Personally if the main constraint is texture memory, I'd rather have a half-resolution coloured specular map than a full-resolution single-colour (for character/weapon/firstperson assets anyway, less so required for environment work and tiling texture).
But yeah, for the original topic question, you could bust that guy's claim a thousand ways, there are tons of games over the past few years which use coloured specular and use it well.
dxt3 (RGBA) 4:1 (sharp alpha)
dxt5 (RGBA) 4:1, (smooth alpha)
3dc (RG) 2:1 (for 8 bit data) 4:1 (for 16 bit ), compresses 32 bit better (2x16bit), ie higher quality normals
there is no mainstream single channel compression.
storage on disk is typically the same as in memory + a few bytes describing the file + potential all mipmaps already stored as well. That gives the main benefit of really fast loading times, as the driver doesn't have to compress anything or generate mipmaps himself. (that makes the file actually a bit bigger than what you may have expected)
sampling compressed textures in runtime is also faster than uncompressed data.
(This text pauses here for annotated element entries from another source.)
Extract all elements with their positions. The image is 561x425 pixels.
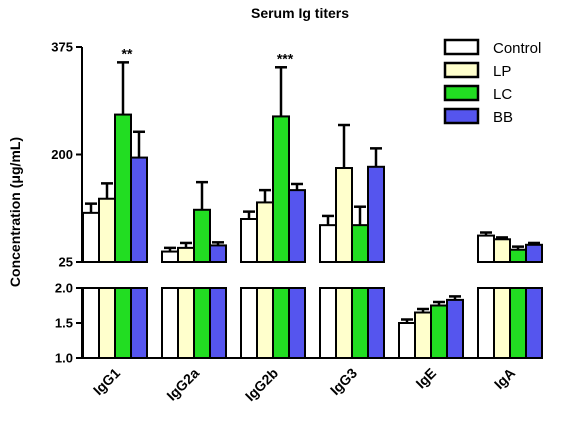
bar-group (509, 245, 527, 359)
bar-group (525, 241, 543, 359)
x-tick-label: IgG2a (163, 365, 202, 404)
bar-bb-iga (525, 243, 543, 264)
y-upper-tick-label: 25 (59, 255, 73, 270)
bar-stub (98, 287, 116, 359)
bar-group (193, 180, 211, 359)
bar-stub (114, 287, 132, 359)
bar-lc-ige (430, 304, 448, 359)
bar-bb-ige (446, 298, 464, 359)
bar-bb-igg2a (209, 244, 227, 264)
bar-control-igg2b (240, 218, 258, 263)
bar-stub (335, 287, 353, 359)
x-tick-label: IgG1 (90, 365, 123, 398)
bars: ** *** (82, 45, 543, 359)
bar-lc-igg2a (193, 208, 211, 264)
bar-group (82, 202, 100, 359)
bar-lc-iga (509, 248, 527, 263)
bar-control-ige (398, 322, 416, 359)
bar-group (288, 182, 306, 359)
legend-swatch-lp (443, 61, 480, 79)
bar-stub (177, 287, 195, 359)
bar-group (272, 66, 290, 359)
bar-lp-igg1 (98, 197, 116, 264)
bar-control-iga (477, 234, 495, 263)
bar-group (430, 300, 448, 359)
bar-stub (288, 287, 306, 359)
bar-group (240, 210, 258, 359)
bar-stub (256, 287, 274, 359)
chart-title: Serum Ig titers (251, 5, 349, 21)
bar-group (114, 61, 132, 359)
bar-control-igg1 (82, 211, 100, 264)
y-axis-label: Concentration (μg/mL) (7, 137, 23, 287)
legend-label-lp: LP (493, 63, 511, 80)
legend-swatch-bb (443, 107, 480, 125)
bar-group (319, 214, 337, 359)
bar-stub (525, 287, 543, 359)
legend-swatch-control (443, 38, 480, 56)
bar-lc-igg2b (272, 115, 290, 263)
bar-group (98, 182, 116, 359)
y-lower-tick-label: 2.0 (55, 281, 73, 296)
bar-stub (161, 287, 179, 359)
legend-label-control: Control (493, 40, 541, 57)
bar-control-igg2a (161, 250, 179, 264)
bar-stub (272, 287, 290, 359)
bar-group (130, 130, 148, 359)
bar-group (209, 241, 227, 359)
bar-control-igg3 (319, 224, 337, 263)
bar-group (367, 147, 385, 359)
bar-stub (82, 287, 100, 359)
bar-group (398, 318, 416, 359)
y-lower-tick-label: 1.0 (55, 351, 73, 366)
x-tick-label: IgG3 (327, 365, 360, 398)
bar-group (335, 123, 353, 359)
bar-stub (130, 287, 148, 359)
bar-group (414, 307, 432, 359)
legend: Control LP LC BB (443, 38, 541, 126)
bar-stub (493, 287, 511, 359)
bar-stub (367, 287, 385, 359)
bar-group (351, 205, 369, 359)
bar-stub (193, 287, 211, 359)
bar-group (446, 295, 464, 359)
bar-bb-igg2b (288, 189, 306, 263)
bar-stub (477, 287, 495, 359)
bar-stub (240, 287, 258, 359)
bar-group (256, 188, 274, 359)
significance-label: ** (122, 45, 133, 61)
bar-lp-ige (414, 311, 432, 359)
bar-group (493, 236, 511, 359)
bar-stub (509, 287, 527, 359)
bar-bb-igg1 (130, 156, 148, 263)
bar-group (177, 241, 195, 359)
bar-group (161, 246, 179, 359)
bar-lp-igg3 (335, 167, 353, 263)
bar-bb-igg3 (367, 165, 385, 264)
bar-lp-igg2b (256, 201, 274, 264)
bar-stub (351, 287, 369, 359)
bar-lp-iga (493, 238, 511, 263)
bar-lp-igg2a (177, 246, 195, 264)
significance-label: *** (277, 50, 294, 66)
x-tick-label: IgG2b (242, 365, 281, 404)
bar-lc-igg3 (351, 224, 369, 263)
legend-swatch-lc (443, 84, 480, 102)
bar-lc-igg1 (114, 113, 132, 263)
y-upper-tick-label: 200 (51, 147, 73, 162)
x-tick-label: IgA (491, 365, 518, 392)
y-lower-tick-label: 1.5 (55, 316, 73, 331)
bar-group (477, 231, 495, 359)
x-tick-label: IgE (412, 365, 439, 392)
bar-stub (319, 287, 337, 359)
legend-label-lc: LC (493, 86, 512, 103)
bar-stub (209, 287, 227, 359)
legend-label-bb: BB (493, 109, 513, 126)
y-upper-tick-label: 375 (51, 40, 73, 55)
This at first may sound weird, but computing stuff is generally quicker than reading data.
in deferred shading keeping the per-pixel colored specular is indeed very "fat", hence avoided.
http://en.wikipedia.org/wiki/S3_Texture_Compression (they write dxt1 as 8:1 but they assume 32 bit input pixels, which is not the case for a 24-bit RGB image)
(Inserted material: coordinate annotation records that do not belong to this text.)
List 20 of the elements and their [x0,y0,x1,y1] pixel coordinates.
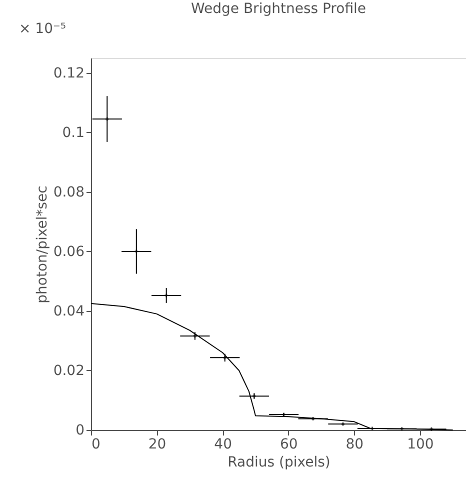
point [134,250,138,254]
x-tick-label: 80 [346,436,364,452]
chart-title: Wedge Brightness Profile [190,1,366,17]
x-tick-label: 60 [280,436,298,452]
x-axis-title: Radius (pixels) [228,454,330,470]
x-tick-label: 0 [92,436,100,452]
y-axis-title: photon/pixel*sec [34,186,50,304]
y-tick-label: 0.04 [53,303,85,320]
y-tick-label: 0.08 [53,184,84,200]
x-tick-label: 20 [148,436,166,452]
y-tick-label: 0.1 [62,124,84,141]
y-tick-label: 0.02 [53,362,84,379]
point [223,356,227,360]
y-tick-label: 0.06 [53,244,85,260]
y-tick-label: 0.12 [53,65,84,82]
x-tick-label: 40 [214,436,232,452]
x-tick-label: 100 [407,436,434,452]
line-series [90,303,454,430]
text: × 10⁻⁵ [19,21,66,37]
y-tick-label: 0 [76,422,84,438]
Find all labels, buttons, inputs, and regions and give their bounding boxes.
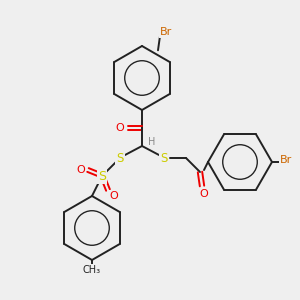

more info on internal formats
http://developer.download.nvidia.com/opengl/texture_formats/nv_ogl_texture_formats.pdf
if you need to use a colour GBUFFER for your specular in your deffered shading (a single rendering of the screen that can then be composited together) then that uses three times the memory as a single channel, and yes you could render out a glossiness GBUFFER and an emissive GBUFFER for the same cost.
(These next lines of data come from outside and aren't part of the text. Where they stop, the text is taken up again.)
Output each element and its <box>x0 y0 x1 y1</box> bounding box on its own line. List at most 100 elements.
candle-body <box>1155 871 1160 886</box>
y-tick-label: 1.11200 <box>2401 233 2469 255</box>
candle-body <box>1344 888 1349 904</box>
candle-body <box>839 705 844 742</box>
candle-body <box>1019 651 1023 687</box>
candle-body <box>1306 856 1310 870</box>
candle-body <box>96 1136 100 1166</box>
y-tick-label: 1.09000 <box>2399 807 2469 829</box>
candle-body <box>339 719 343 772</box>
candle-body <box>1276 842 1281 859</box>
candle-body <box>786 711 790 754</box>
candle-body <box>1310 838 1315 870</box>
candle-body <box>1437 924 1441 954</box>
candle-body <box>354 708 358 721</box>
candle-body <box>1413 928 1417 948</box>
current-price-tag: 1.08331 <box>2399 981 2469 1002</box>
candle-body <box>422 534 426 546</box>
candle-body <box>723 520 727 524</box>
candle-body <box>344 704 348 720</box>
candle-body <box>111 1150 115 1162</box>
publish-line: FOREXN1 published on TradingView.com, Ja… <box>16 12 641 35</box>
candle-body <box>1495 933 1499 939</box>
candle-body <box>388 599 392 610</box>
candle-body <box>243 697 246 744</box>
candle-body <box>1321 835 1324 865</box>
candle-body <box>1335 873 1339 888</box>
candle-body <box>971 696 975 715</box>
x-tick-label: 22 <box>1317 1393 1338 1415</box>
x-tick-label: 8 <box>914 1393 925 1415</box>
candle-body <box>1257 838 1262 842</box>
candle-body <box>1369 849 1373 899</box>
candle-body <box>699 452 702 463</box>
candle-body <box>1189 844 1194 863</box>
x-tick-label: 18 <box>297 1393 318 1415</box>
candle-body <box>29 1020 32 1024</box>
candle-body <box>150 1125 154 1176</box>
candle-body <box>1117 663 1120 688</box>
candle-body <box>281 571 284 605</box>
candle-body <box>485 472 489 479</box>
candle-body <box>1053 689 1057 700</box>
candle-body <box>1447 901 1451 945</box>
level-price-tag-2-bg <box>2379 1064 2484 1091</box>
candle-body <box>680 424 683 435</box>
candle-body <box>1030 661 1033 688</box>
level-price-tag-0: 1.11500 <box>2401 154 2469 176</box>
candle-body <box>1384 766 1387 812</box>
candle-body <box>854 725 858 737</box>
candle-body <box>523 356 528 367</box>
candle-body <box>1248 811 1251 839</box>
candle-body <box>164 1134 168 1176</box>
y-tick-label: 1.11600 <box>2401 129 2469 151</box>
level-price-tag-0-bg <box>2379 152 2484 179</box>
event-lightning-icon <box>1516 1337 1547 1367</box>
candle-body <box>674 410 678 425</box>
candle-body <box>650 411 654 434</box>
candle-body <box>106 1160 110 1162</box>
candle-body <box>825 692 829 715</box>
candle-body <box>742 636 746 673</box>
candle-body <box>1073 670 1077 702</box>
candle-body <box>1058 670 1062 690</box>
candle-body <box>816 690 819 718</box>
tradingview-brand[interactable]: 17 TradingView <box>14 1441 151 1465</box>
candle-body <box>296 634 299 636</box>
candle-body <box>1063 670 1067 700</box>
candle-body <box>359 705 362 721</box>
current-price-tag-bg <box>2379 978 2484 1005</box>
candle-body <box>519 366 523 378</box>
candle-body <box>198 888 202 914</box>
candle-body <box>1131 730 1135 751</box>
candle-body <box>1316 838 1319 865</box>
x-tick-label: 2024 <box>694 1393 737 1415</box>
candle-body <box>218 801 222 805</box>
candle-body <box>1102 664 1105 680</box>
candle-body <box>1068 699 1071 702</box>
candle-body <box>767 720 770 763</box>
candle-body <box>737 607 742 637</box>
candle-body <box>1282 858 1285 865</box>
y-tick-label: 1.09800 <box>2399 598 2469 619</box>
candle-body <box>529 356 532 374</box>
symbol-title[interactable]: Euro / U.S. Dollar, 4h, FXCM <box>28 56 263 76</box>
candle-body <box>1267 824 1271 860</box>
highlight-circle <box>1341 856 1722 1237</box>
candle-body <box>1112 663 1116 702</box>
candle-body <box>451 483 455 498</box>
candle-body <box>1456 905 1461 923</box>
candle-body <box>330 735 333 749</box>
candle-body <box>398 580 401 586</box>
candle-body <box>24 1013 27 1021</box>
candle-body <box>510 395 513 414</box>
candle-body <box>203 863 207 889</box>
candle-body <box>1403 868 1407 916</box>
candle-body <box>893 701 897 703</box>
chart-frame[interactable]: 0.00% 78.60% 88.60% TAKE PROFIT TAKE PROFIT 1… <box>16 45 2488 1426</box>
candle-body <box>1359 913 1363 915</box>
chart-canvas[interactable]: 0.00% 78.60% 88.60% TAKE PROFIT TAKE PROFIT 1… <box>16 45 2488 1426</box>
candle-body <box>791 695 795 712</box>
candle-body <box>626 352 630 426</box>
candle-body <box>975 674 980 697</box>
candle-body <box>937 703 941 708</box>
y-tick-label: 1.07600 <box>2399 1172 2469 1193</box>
for selected items it can be done, but not advised in general use- is that the gyst of it?
something to worry about if you're pushing the memory limit, but if you've plenty to spare for whatever reason should be ok?
But if you are using defferered shading for spec (even if you have a deffered renderer, the spec does not nessesarily have to be deffered, unless you are spec lighting with the deffered) then it will be at a BUFFER cost, whever your using it for every object or not.
It all depends on what project you are, and most of the times concerning about optimizations they are right. But for the side of the art, you have to push as hard as possible to make what looks good to show off somehow.
But yes, one channel for spec saves a third of memory! So he had a point, he just didnt say it in the right manner.
Read the rest of the thread
to be fair sometimes we do get what we ask for, but it takes some work other times (hence, thread)
I think coffee machine/water cooler talk is much more important than people sometimes realize. For example... if someone got a poor impression of you from your last conversation, like you were disappointed or ended it abruptly, they're not likely to expend any effort on your behalf in the future. It's that gut feeling.
The thing to keep in mind with little conflicts like this is that often times you can have a situation where both people are right in a sense, but just speaking a different language. Try to find the common ground and see things from their point of view.
you'd have to cut the design into geometry if you wanted to do that without a map
I think the effect is even more pronounced if you're multiplying env maps by specular map in a shader
If you wanted the red metal to have an orange spec and blue metal to have a green spec though, you'd be SOL without full color spec map support.